Most South African Jews were unhappy, to state the obvious, and the introduction of the apartheid system did nothing to dissipate their nervousness. The communal leadership, however, anxiously tried to secure acceptance and approval from Malan and his cohorts.

The Nationalists, too, shared a common desire to put the politically dangerous spectre of Nazism and anti-Semitism -behind them. Malan’s pragmatism permitted the immigration into South Africa of relatives and those required for the well-being of the community. By the early ‘fifties, communal leaders were stating that Malan had never been anti-Semitic, and in 1953 he visited Israel.

Nonetheless, Jewish people in South Africa of different ideological outlooks have opposed the oppression, of the non-whites even when they were in the position of being privileged whites. They have paid the price with long terms of imprisonment, and many have been forced into involuntary exile.

Every now and again there are disparaging remarks from the high priests of Afrikanerdom. Verwoerd and Vorster, and more recently police chief Kruger, expressed their opposition to Jewish involvement in anti-Government protests and gestures.

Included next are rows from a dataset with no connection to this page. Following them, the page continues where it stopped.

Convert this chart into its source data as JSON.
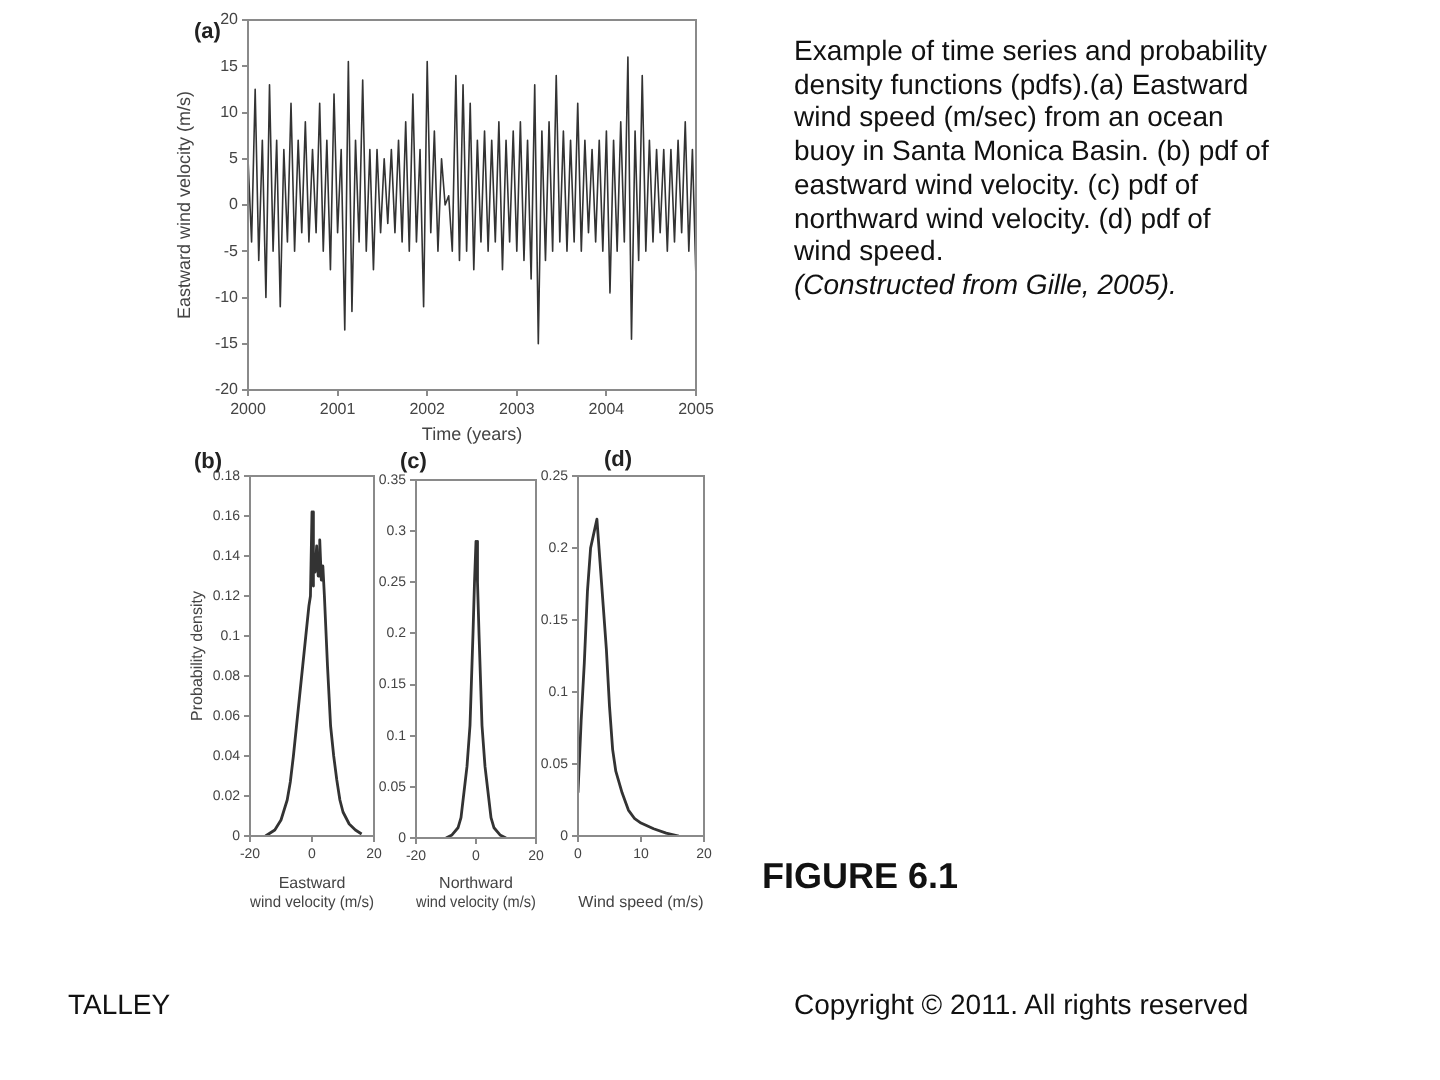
{
  "chart_data": [
    {
      "type": "line",
      "title": "(a)",
      "xlabel": "Time (years)",
      "ylabel": "Eastward wind velocity (m/s)",
      "color": "#333333",
      "x": [
        2000,
        2000.04,
        2000.08,
        2000.12,
        2000.16,
        2000.2,
        2000.24,
        2000.28,
        2000.32,
        2000.36,
        2000.4,
        2000.44,
        2000.48,
        2000.52,
        2000.56,
        2000.6,
        2000.64,
        2000.68,
        2000.72,
        2000.76,
        2000.8,
        2000.84,
        2000.88,
        2000.92,
        2000.96,
        2001,
        2001.04,
        2001.08,
        2001.12,
        2001.16,
        2001.2,
        2001.24,
        2001.28,
        2001.32,
        2001.36,
        2001.4,
        2001.44,
        2001.48,
        2001.52,
        2001.56,
        2001.6,
        2001.64,
        2001.68,
        2001.72,
        2001.76,
        2001.8,
        2001.84,
        2001.88,
        2001.92,
        2001.96,
        2002,
        2002.04,
        2002.08,
        2002.12,
        2002.16,
        2002.2,
        2002.24,
        2002.28,
        2002.32,
        2002.36,
        2002.4,
        2002.44,
        2002.48,
        2002.52,
        2002.56,
        2002.6,
        2002.64,
        2002.68,
        2002.72,
        2002.76,
        2002.8,
        2002.84,
        2002.88,
        2002.92,
        2002.96,
        2003,
        2003.04,
        2003.08,
        2003.12,
        2003.16,
        2003.2,
        2003.24,
        2003.28,
        2003.32,
        2003.36,
        2003.4,
        2003.44,
        2003.48,
        2003.52,
        2003.56,
        2003.6,
        2003.64,
        2003.68,
        2003.72,
        2003.76,
        2003.8,
        2003.84,
        2003.88,
        2003.92,
        2003.96,
        2004,
        2004.04,
        2004.08,
        2004.12,
        2004.16,
        2004.2,
        2004.24,
        2004.28,
        2004.32,
        2004.36,
        2004.4,
        2004.44,
        2004.48,
        2004.52,
        2004.56,
        2004.6,
        2004.64,
        2004.68,
        2004.72,
        2004.76,
        2004.8,
        2004.84,
        2004.88,
        2004.92,
        2004.96,
        2005
      ],
      "values": [
        5,
        -4,
        12.5,
        -6,
        7,
        -10,
        13,
        -5,
        7,
        -11,
        6,
        -4,
        11,
        -5,
        7,
        -3,
        9,
        -4,
        6,
        -3,
        11,
        -5,
        7,
        -7,
        12,
        -3,
        6,
        -13.5,
        15.5,
        -11.5,
        7,
        -4,
        13.5,
        -5,
        6,
        -7,
        6,
        -3,
        5,
        -2,
        6,
        -3,
        7,
        -4,
        9,
        -5,
        12,
        -4,
        6,
        -11,
        15.5,
        -3,
        8,
        -5,
        5,
        0,
        1,
        -5,
        14,
        -6,
        13,
        -5,
        11,
        -7,
        7,
        -4,
        8,
        -5,
        7,
        -4,
        9,
        -7,
        7,
        -4,
        8,
        -5,
        9,
        -6,
        7,
        -8,
        13,
        -15,
        8,
        -6,
        9,
        -5,
        14,
        -4,
        8,
        -5,
        7,
        -4,
        11,
        -5,
        7,
        -3,
        6,
        -4,
        7,
        -5,
        8,
        -9.5,
        7,
        -5,
        9,
        -4,
        16,
        -14.5,
        8,
        -6,
        14,
        -5,
        7,
        -4,
        6,
        -3,
        6,
        -5,
        6,
        -4,
        7,
        -3,
        9,
        -5,
        6,
        -8
      ],
      "xlim": [
        2000,
        2005
      ],
      "xticks": [
        2000,
        2001,
        2002,
        2003,
        2004,
        2005
      ],
      "ylim": [
        -20,
        20
      ],
      "yticks": [
        -20,
        -15,
        -10,
        -5,
        0,
        5,
        10,
        15,
        20
      ],
      "annotations": [
        "Example of time series and probability density functions (pdfs).(a) Eastward wind speed (m/sec) from an ocean buoy in Santa Monica Basin. (b) pdf of eastward wind velocity. (c) pdf of northward wind velocity. (d) pdf of wind speed.",
        "(Constructed from Gille, 2005).",
        "FIGURE 6.1",
        "TALLEY",
        "Copyright © 2011. All rights reserved"
      ]
    },
    {
      "type": "line",
      "title": "(b)",
      "xlabel": "Eastward\nwind velocity (m/s)",
      "ylabel": "Probability density",
      "color": "#333333",
      "x": [
        -15,
        -14,
        -12,
        -10,
        -8,
        -7,
        -6,
        -5,
        -4,
        -3,
        -2,
        -1,
        -0.5,
        0,
        0.3,
        0.6,
        1,
        1.5,
        2,
        2.5,
        3,
        3.5,
        4,
        5,
        6,
        7,
        8,
        9,
        10,
        12,
        14,
        16
      ],
      "values": [
        0,
        0.001,
        0.003,
        0.008,
        0.018,
        0.027,
        0.04,
        0.055,
        0.07,
        0.085,
        0.1,
        0.115,
        0.12,
        0.162,
        0.125,
        0.14,
        0.132,
        0.145,
        0.13,
        0.148,
        0.128,
        0.135,
        0.12,
        0.085,
        0.055,
        0.04,
        0.028,
        0.018,
        0.012,
        0.006,
        0.003,
        0.001
      ],
      "xlim": [
        -20,
        20
      ],
      "xticks": [
        -20,
        0,
        20
      ],
      "ylim": [
        0,
        0.18
      ],
      "yticks": [
        0,
        0.02,
        0.04,
        0.06,
        0.08,
        0.1,
        0.12,
        0.14,
        0.16,
        0.18
      ]
    },
    {
      "type": "line",
      "title": "(c)",
      "xlabel": "Northward\nwind velocity (m/s)",
      "color": "#333333",
      "x": [
        -10,
        -8,
        -6,
        -5,
        -4,
        -3,
        -2,
        -1,
        -0.5,
        0,
        0.5,
        1,
        2,
        3,
        4,
        5,
        6,
        8,
        10
      ],
      "values": [
        0,
        0.003,
        0.01,
        0.02,
        0.045,
        0.07,
        0.11,
        0.2,
        0.25,
        0.29,
        0.25,
        0.2,
        0.11,
        0.07,
        0.045,
        0.02,
        0.01,
        0.003,
        0
      ],
      "xlim": [
        -20,
        20
      ],
      "xticks": [
        -20,
        0,
        20
      ],
      "ylim": [
        0,
        0.35
      ],
      "yticks": [
        0,
        0.05,
        0.1,
        0.15,
        0.2,
        0.25,
        0.3,
        0.35
      ]
    },
    {
      "type": "line",
      "title": "(d)",
      "xlabel": "Wind speed (m/s)",
      "color": "#333333",
      "x": [
        0,
        0.5,
        1,
        1.5,
        2,
        2.5,
        3,
        3.5,
        4,
        4.5,
        5,
        5.5,
        6,
        7,
        8,
        9,
        10,
        12,
        14,
        16
      ],
      "values": [
        0.03,
        0.08,
        0.12,
        0.17,
        0.2,
        0.21,
        0.22,
        0.19,
        0.16,
        0.13,
        0.09,
        0.06,
        0.045,
        0.03,
        0.018,
        0.012,
        0.009,
        0.005,
        0.002,
        0
      ],
      "xlim": [
        0,
        20
      ],
      "xticks": [
        0,
        10,
        20
      ],
      "ylim": [
        0,
        0.25
      ],
      "yticks": [
        0,
        0.05,
        0.1,
        0.15,
        0.2,
        0.25
      ]
    }
  ]
}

Jews have been prominent in the Progressive Party and the National Union of South African Students. Mrs Helen Suzman, the lone -bearer of the standard of racial harmony for so many years in the South African Parliament, is Jewish. However, 30 long years of unyielding oppression meted out by successive disciplinarian Nationalist leaders have effectively fatigued Jewish opposition.

In the ‘seventies, and particularly after Soweto, many Jews left for England, the United States, Israel and more recently Australia. Most young people who have the capacity to analyse the situation leave the country after their studies. Those Jews who remain indeed profess their opposition to apartheid, but at the same time accept the comforts of the system.

Neither is the Jewish commitment to human rights appreciated by the black races of South Africa. In a report published last year by the liberal South African Institute of Race Relations, coloureds, Indians. Zulus, Tswanas and South Sothos were asked to indicate in order of preference the ethnic groups of South Africa. ln every case, out of a dozen groups listed, the Jews were placed near the bottom of the pile. Only the Afrikaners were disliked more. It was more than symbolic when, in 1976. the liberal Jew, Dr Melville Edelstein, was murdered in the Soweto revolt in of all places, the Morris Isaacson High School.

The writing is on the wall for South African Jewry. It has been there for some time and they have read it many times. Does the wall have to collapse on them before they pack their suitcases?